L’era dei nuovi materiali nel campo dell’energia solare è iniziata e, accanto alla ricerca di prestazioni ed efficienze da record, la scienza di settore sta curando anche l’aspetto della sostenibilità. Un deciso passo avanti in questo senso l’ha compiuto l’Istituto superconduttori, materiali innovativi e dispositivi (Spin-Cnr) dell’Aquila con la messa a punto del fotovoltaico in perovskite ibrida totalmente ecologico.
Il progetto a cui hanno collaborato l’Università di Vienna e la North Carolina State University, segna un punto a favore delle ‘perovskiti’ ibride organico/inorganiche, ossidi di sintesi dalle molteplici proprietà fisico-chimiche.
Questi minerali sono in grado di convertire quasi il 20% dell’energia solare in energia elettrica (il record è della Corea che ha raggiunto un tasso di conversione del 17,9%, riprendendosi un primato che era suo già nel 2009). Ma quello che hanno realizzato allo Spin-Cnr è un passo avanti ulteriore: “Il nostro studio era mirato a cercare un’alternativa sostenibile sia alle celle solari fatte di silicio, i cui costi sono elevati a causa dei complessi metodi di fabbricazione, sia alle perovskiti ibride finora studiate, meno costose ma tossiche per l’uomo e per l’ambiente per via del piombo in esse contenuto”, spiega Alessandro Stroppa, fisico Spin-Cnr. Lo stesso record raggiunto dalla Corea era stato reso possibile proprio da questo nocivo elemento, impiegato in quel caso in due composti differenti: il bromuro di piombo metilammonio e lo ioduro di piombo formamidinium.

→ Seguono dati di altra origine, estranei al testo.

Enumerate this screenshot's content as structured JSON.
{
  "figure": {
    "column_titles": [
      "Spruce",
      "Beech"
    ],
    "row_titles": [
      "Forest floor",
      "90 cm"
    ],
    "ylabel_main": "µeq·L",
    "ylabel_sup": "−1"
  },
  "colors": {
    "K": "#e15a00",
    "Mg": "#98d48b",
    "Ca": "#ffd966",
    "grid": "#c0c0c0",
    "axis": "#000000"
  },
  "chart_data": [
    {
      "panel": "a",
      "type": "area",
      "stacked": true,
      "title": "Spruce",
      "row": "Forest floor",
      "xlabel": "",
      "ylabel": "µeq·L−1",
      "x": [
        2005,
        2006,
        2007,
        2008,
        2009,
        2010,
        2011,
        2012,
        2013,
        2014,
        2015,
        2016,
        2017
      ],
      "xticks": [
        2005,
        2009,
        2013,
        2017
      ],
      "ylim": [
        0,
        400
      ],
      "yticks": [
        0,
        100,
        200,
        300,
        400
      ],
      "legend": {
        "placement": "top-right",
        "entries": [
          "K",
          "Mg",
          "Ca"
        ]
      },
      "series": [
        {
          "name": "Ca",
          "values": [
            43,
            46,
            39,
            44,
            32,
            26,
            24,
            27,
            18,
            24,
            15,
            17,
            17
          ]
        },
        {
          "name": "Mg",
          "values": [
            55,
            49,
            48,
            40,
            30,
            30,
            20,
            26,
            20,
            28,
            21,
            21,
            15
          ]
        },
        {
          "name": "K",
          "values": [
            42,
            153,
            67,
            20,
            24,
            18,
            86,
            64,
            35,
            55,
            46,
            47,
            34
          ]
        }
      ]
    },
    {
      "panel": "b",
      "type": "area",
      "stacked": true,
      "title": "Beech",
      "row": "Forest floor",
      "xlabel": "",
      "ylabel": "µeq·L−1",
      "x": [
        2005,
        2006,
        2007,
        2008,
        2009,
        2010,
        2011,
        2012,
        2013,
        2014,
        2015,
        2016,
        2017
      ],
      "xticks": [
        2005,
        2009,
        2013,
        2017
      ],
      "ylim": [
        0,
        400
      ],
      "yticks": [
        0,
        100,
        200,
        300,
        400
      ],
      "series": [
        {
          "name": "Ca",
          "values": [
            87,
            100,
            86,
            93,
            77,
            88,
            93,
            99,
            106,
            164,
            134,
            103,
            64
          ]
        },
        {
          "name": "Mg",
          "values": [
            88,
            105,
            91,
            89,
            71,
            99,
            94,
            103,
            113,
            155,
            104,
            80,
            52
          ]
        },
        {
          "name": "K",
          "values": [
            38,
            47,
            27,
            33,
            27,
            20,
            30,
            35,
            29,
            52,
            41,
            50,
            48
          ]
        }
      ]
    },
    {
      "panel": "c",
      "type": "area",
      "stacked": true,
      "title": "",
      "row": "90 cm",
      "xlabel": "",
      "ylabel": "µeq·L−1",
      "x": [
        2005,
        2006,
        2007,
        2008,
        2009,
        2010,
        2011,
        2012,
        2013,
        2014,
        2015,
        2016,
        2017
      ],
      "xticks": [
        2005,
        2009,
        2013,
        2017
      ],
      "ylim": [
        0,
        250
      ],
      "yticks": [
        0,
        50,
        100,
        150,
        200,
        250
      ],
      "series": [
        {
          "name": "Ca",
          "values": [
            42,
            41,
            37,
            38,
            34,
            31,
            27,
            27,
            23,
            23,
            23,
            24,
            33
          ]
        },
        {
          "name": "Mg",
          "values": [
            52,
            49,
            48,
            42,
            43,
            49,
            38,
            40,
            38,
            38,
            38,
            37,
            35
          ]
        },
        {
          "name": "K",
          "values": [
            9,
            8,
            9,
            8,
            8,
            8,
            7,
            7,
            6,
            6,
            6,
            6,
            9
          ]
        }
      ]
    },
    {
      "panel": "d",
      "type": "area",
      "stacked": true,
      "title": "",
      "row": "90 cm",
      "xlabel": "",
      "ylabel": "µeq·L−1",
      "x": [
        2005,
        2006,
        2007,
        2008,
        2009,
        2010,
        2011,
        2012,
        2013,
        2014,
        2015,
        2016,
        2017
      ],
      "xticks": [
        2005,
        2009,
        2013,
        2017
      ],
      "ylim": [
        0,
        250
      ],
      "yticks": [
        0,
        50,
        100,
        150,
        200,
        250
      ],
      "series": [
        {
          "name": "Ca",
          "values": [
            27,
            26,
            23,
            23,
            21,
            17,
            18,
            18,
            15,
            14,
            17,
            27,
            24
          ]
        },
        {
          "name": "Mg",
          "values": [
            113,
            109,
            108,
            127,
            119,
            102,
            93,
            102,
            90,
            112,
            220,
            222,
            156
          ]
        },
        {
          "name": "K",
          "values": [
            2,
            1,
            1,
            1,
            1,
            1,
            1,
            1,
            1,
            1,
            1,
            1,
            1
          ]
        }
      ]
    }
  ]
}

La struttura del fotovoltaico in pervskite ibrida
E’ qui che arriva la svolta del tema di ricerca: attraverso uno studio teorico computazionale sulle perovskiti ecologiche hanno capito come fare a meno del piombo senza perdere in prestazioni. “Impiegando queste perovskiti per convertire energia solare in elettrica, avremmo quindi energia doppiamente pulita, da una parte perché solare e, dall’altra, perché ottenuta con un composto non contenente piombo”.
La struttura di questo fotovoltaico in perovskite ibrida è caratterizzata da una parte inorganica intercalata con molecole organiche, che, a loro volta, posseggono un dipolo elettrico. “Il nostro studio teorico – prosegue Silvia Picozzi, coordinatore del gruppo Spin-Cnr – mostra che questi dipoli possono ordinarsi e dar luogo ad una polarizzazione elettrica che aiuta le cariche foto-generate a separarsi, influenzando positivamente l’attività fotovoltaica, che risulta così potenziata”.